Presentes ao longo de grande parte do litoral brasileiro, os manguezais ocupam cerca de 1,2 milhão de hectares no país, com forte concentração nas regiões Norte e Nordeste, que juntas reúnem mais de 90% dessa área. No Nordeste, são aproximadamente 694,9 mil hectares, o equivalente a 57% de todos os manguezais brasileiros, cenário que evidencia a relevância da faixa costeira nordestina para a conservação desse ecossistema.
Nesse contexto, a Bahia se destaca com cerca de 82,9 mil hectares de manguezais, figurando entre os estados com maior extensão desse ambiente no país. Esses ecossistemas desempenham papel essencial na proteção da linha de costa, na reprodução de espécies marinhas e na manutenção de atividades tradicionais, além de contribuírem diretamente para o enfrentamento das mudanças climáticas, ao atuarem como importantes reservatórios de carbono.
Parte significativa desses territórios está inserida em áreas protegidas. Dados atualizados indicam que cerca de 6% dos manguezais localizados em Unidades de Conservação no Brasil estão na Bahia, em um cenário nacional liderado por estados como Maranhão, Pará e Amapá. O levantamento aponta ainda que a maior parcela desses ecossistemas protegidos está em unidades de uso sustentável, como Reservas Extrativistas e Áreas de Proteção Ambiental (APAs), que conciliam conservação ambiental e subsistência de comunidades tradicionais.
As informações integram a atualização do Mapeamento dos Manguezais Brasileiros, lançada nesta terça-feira (18) pelo Instituto Brasileiro do Meio Ambiente e dos Recursos Naturais Renováveis (Ibama), em parceria com o Ministério do Meio Ambiente e Mudança do Clima (MMA). Durante a cerimônia de lançamento, a ministra do Meio Ambiente, Marina Silva, destacou a importância da transparência. “Os mecanismos de transparência são fundamentais, porque permitem que a sociedade acompanhe e verifique se o que está sendo dito está sendo feito. Para isso, é preciso ter indicadores, recursos e estrutura, tanto física quanto humana, permitindo que recursos venham da iniciativa privada para a proteção do meio ambiente”, afirmou.

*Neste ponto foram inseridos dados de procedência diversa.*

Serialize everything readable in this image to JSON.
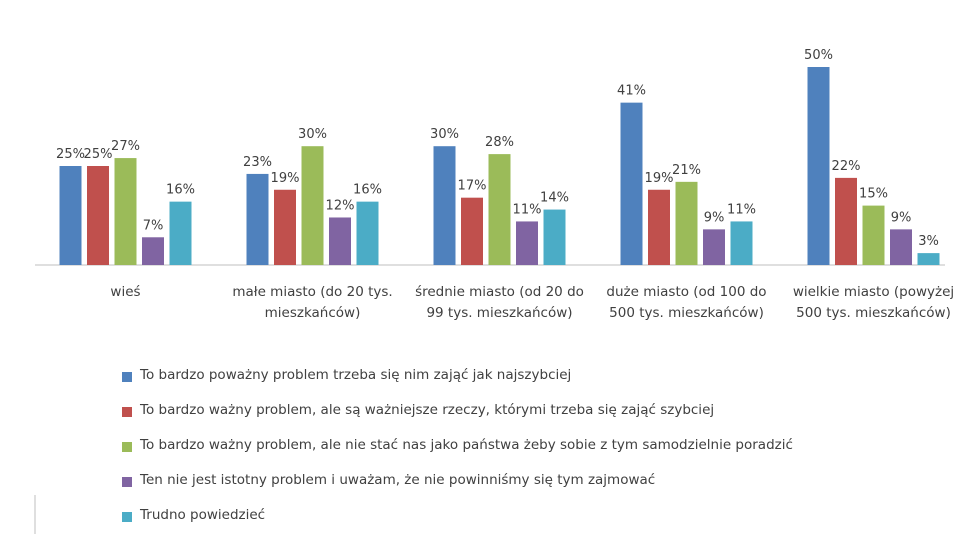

A agenda contou com a participação virtual da Secretaria do Meio Ambiente da Bahia (Sema) e de sua autarquia, o Instituto do Meio Ambiente e Recursos Hídricos (Inema), que estiveram envolvidos ao longo de todo o processo, contribuindo com análises técnicas e envio de informações. A colaboração resultou no aprimoramento do produto nacional, que reúne dados atualizados e novas ferramentas de acesso às informações, como a Plataforma de Análise e Monitoramento Geoespacial da Informação Ambiental (PAMGIA).
Para o secretário do Meio Ambiente da Bahia, Eduardo Sodré Martins, a iniciativa fortalece a base técnica da gestão ambiental no estado. “O lançamento ocorre em um momento estratégico para a agenda ambiental, em que os manguezais ganham ainda mais relevância como soluções baseadas na natureza. Um exemplo é a carta de endosso ao Mangrove Breakthrough, iniciativa global assinada pela Sema durante a COP30, que amplia o incentivo à proteção e ao financiamento desses ecossistemas”, destacou. Segundo o gestor, a atualização do mapeamento é um instrumento essencial para fortalecer ações locais de conservação e integrar a Bahia às redes globais de cooperação.
Na avaliação de Mariana Fontoura, coordenadora técnica do Programa de Gerenciamento Costeiro da Sema (Gerco), o novo mapeamento conta com uma base de dados mais precisa, construída com tecnologias avançadas de sensoriamento remoto e validada por especialistas. “Para a Bahia, esse avanço é fundamental, porque passamos a ter uma visão mais detalhada dos manguezais ao longo do litoral, o que qualifica a tomada de decisão e traz mais assertividade ao planejamento e às políticas públicas”, afirmou.
O evento também apresentou diretrizes do Programa Nacional para Conservação e Uso Sustentável dos Manguezais (ProManguezal), estruturado em eixos como conservação e recuperação desses ecossistemas, uso sustentável dos recursos naturais, redução das vulnerabilidades socioambientais frente às mudanças climáticas, além da produção, disseminação de conhecimento e capacitação.